Edited by walterp on . Posted in Main, Religion

According to the report, Bishop Gregor Maria Hanke reported a former employee in the financial administration of his Eichstatt episcopal see as well an unnamed U.S. business partner to the police.

Both have been accused of involvement in illegal investment practices, a statement by the bishopric on Monday confirmed.

The case has been turned over to the “white collar crime”-focused “Munich II” state prosecution office. The unit has recently achieved fame beyond Germany for its investigations into Audi’s involvement in the “dieselgate” scandal.

State Prosecutors told press that charges had indeed been filed and that both individuals accused of financial misconducts were currently in police custody. The investigators estimated the damage caused by the scandal to the bishopric to be in the tens of millions.

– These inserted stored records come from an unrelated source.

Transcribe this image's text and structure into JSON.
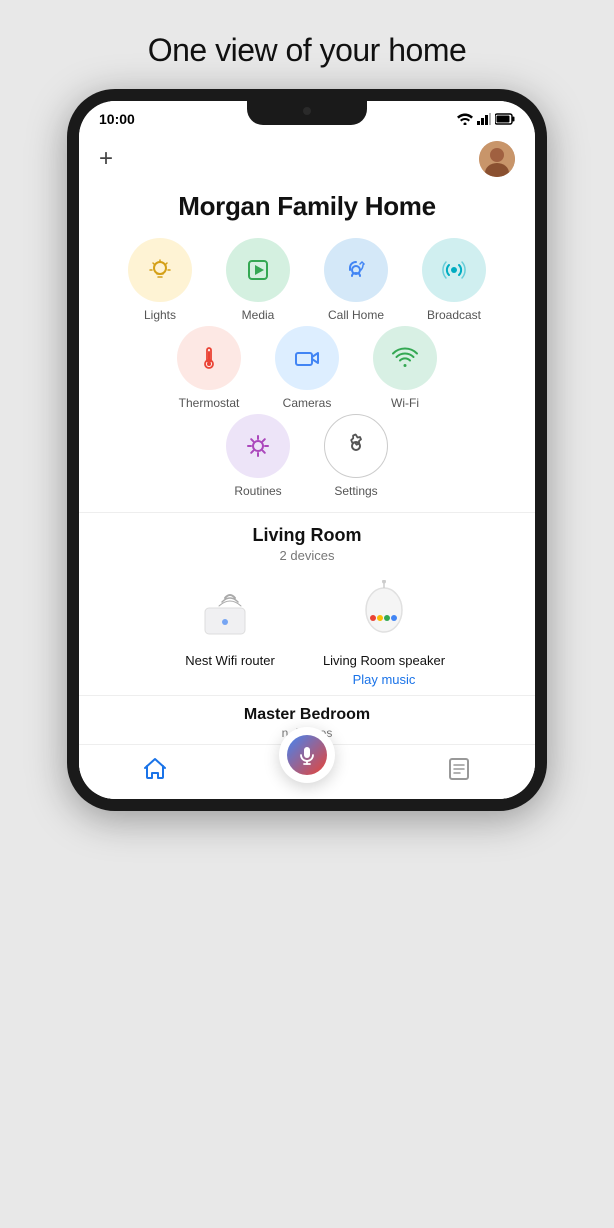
{
  "page": {
    "title": "One view of your home"
  },
  "status_bar": {
    "time": "10:00"
  },
  "header": {
    "plus_label": "+",
    "home_title": "Morgan Family Home"
  },
  "quick_actions": {
    "row1": [
      {
        "id": "lights",
        "label": "Lights",
        "circle_class": "circle-yellow",
        "icon_type": "bulb",
        "color": "#d4a017"
      },
      {
        "id": "media",
        "label": "Media",
        "circle_class": "circle-green",
        "icon_type": "play",
        "color": "#34a853"
      },
      {
        "id": "call-home",
        "label": "Call Home",
        "circle_class": "circle-blue",
        "icon_type": "call",
        "color": "#4285f4"
      },
      {
        "id": "broadcast",
        "label": "Broadcast",
        "circle_class": "circle-teal",
        "icon_type": "broadcast",
        "color": "#00acc1"
      }
    ],
    "row2": [
      {
        "id": "thermostat",
        "label": "Thermostat",
        "circle_class": "circle-red",
        "icon_type": "thermostat",
        "color": "#ea4335"
      },
      {
        "id": "cameras",
        "label": "Cameras",
        "circle_class": "circle-blue2",
        "icon_type": "camera",
        "color": "#4285f4"
      },
      {
        "id": "wifi",
        "label": "Wi-Fi",
        "circle_class": "circle-green2",
        "icon_type": "wifi",
        "color": "#34a853"
      }
    ],
    "row3": [
      {
        "id": "routines",
        "label": "Routines",
        "circle_class": "circle-purple",
        "icon_type": "sun",
        "color": "#ab47bc"
      },
      {
        "id": "settings",
        "label": "Settings",
        "circle_class": "circle-white",
        "icon_type": "gear",
        "color": "#555"
      }
    ]
  },
  "living_room": {
    "title": "Living Room",
    "subtitle": "2 devices",
    "devices": [
      {
        "id": "nest-wifi",
        "label": "Nest Wifi router",
        "action": null
      },
      {
        "id": "lr-speaker",
        "label": "Living Room speaker",
        "action": "Play music"
      }
    ]
  },
  "master_bedroom": {
    "title": "Master Bedroom",
    "subtitle": "n devices"
  },
  "bottom_nav": {
    "home_label": "home",
    "mic_label": "mic",
    "notes_label": "notes"
  }
}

A spokesperson for Bishop Hanke further specified that around 60 million euros (74.5 million U.S. dollars) in “dangerous, unsecured loans” had been identified.

However, an assessment of the exact implications thereof on the financial position of the bishopric had not yet been concluded due to the “complicated” nature of the investments.

The spokesperson said that first suspicions arose in May 2017 when a loan extended by the bishopric that became due was not repaid. Bishop Hanke subsequently commissioned an attorney to file criminal charges, including graft, corruption and bribery, two months later.

The necessity of a wider “transparency offensive” launched in 2015 had thus become “tragically apparent”, the spokesperson admitted. The misconduct was only discovered as a consequence of the initiative across Catholic churches in Germany.

Nevertheless, the bishopric views itself as a victim in the investment scandal and has expressed hope that the proceedings leading to the heavy losses would be thoroughly investigated by authorities and ultimately lead to criminal prosecutions.

However, information cited by the “Sueddeutsche Zeitung” on Monday suggests that the Catholic church may also have been negligent in its related supervisory duties, having previously employed a cleric without subject-matter knowledge of finance, business or accounting as the chief financial officer of the Eichstatt episocal see.